I always wanted to create an art movie without dialogue to communicate visual language through film, just like how I communicate through my paintings and sculptures. This form of expression is conducive to an emotional and spiritual connection. Similar to looking at a painting or sculpture, we filmed “Creation” to be viewed in the same way. My goal is to have a movie that is universal in its format so it can be interpreted internationally — for it to transcend communication to a different level of language. I wanted to cross over the limits of verbal communication and rely on a connection through emotions by seeing and hearing what the film wants to convey.
What led you into the world of philanthropy?
Growing up as an orphan, I struggled with poverty and I wanted other orphans to have better opportunities and experiences in this world. I was fortunate enough to move past my disadvantages and could share my artistic visions and I hope to give the same opportunities to orphans. Although my philanthropic purpose is more focused on children, it’s also for myself so that I can feel I’m doing something impactful and I will continue this purpose. I feel it’s my duty and responsibility. I just feel that by myself I cannot accomplish what I need to do in this realm, so I want to provide additional resources so that others can also contribute to this world and continue my legacy.

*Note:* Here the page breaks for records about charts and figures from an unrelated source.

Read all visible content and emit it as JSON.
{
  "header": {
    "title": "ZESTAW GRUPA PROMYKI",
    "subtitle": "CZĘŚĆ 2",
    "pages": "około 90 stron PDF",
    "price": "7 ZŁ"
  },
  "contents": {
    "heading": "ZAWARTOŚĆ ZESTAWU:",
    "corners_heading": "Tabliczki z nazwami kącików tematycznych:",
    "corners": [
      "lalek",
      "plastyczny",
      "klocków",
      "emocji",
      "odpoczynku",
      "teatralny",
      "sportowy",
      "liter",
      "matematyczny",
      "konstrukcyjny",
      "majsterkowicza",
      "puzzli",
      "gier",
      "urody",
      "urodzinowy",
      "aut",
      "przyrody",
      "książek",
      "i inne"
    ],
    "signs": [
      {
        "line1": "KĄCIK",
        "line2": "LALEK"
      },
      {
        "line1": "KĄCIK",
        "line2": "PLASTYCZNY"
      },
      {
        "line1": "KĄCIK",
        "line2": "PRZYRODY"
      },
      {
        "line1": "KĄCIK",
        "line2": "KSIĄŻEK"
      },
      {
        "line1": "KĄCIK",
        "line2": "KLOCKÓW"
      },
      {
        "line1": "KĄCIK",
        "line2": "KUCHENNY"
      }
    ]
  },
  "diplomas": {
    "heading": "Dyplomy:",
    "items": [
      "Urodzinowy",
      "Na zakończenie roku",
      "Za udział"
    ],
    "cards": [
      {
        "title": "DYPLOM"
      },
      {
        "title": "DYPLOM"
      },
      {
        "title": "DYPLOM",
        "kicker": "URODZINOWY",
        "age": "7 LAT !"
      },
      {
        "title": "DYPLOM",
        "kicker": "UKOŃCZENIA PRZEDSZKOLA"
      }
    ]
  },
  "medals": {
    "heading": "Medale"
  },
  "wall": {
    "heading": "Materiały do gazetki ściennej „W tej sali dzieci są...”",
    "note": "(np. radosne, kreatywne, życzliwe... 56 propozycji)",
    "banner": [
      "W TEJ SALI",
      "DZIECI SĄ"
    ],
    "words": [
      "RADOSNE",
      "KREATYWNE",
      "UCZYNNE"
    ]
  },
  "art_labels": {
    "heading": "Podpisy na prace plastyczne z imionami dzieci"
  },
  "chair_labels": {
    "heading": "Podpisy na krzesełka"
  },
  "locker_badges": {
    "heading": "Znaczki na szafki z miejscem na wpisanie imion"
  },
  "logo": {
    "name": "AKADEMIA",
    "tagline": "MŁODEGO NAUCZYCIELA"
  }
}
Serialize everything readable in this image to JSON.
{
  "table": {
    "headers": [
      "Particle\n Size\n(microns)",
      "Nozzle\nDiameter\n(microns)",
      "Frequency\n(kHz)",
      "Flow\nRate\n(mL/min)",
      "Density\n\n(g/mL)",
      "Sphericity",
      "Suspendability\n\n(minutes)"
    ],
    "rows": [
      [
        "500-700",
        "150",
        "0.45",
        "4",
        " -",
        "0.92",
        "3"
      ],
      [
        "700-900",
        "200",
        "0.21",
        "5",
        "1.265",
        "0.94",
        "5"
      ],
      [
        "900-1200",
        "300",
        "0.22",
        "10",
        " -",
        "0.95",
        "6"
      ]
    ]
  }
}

Do you have plans to continue your philanthropy or is your current focus on the films?
I plan to continue my philanthropy, It’s part of my being because I grew up poor and I understand what it’s like to have nothing and what it’s like to then be afforded opportunities. If it’s successful, it will help create more awareness and prestige for me as an artist, making my artwork more recognizable, and hopefully increase more sales. The more income from my art, the more I can contribute to philanthropy. The art films I am creating would create more awareness and exposure to the world, which will bring my message of universal truth. It’s my hope that those who embrace my message will also be able to enhance themselves and make a difference in their lives. It’s all related, whether philanthropy is through film, through financial donation, or through mentoring art, all of it can help make this world a better place and enhance humanity. I believe that philanthropy comes in many forms, and I will continue to do my part in many forms during my lifetime.
Winn features sculptures of Creation at his gallery, the Winn Slavin Fine Art Gallery. The gallery, one of the most prestigious art galleries in Beverly Hills, is situated on the famed Rodeo Drive. In 2019, the NEST Foundation in Hollywood also awarded Daniel Winn the “Philanthropic Artist of the Year.” When asked about his future by Golden Globe Awards he said he aims for his art philosophy, “Existential Surrealism” to become a household name.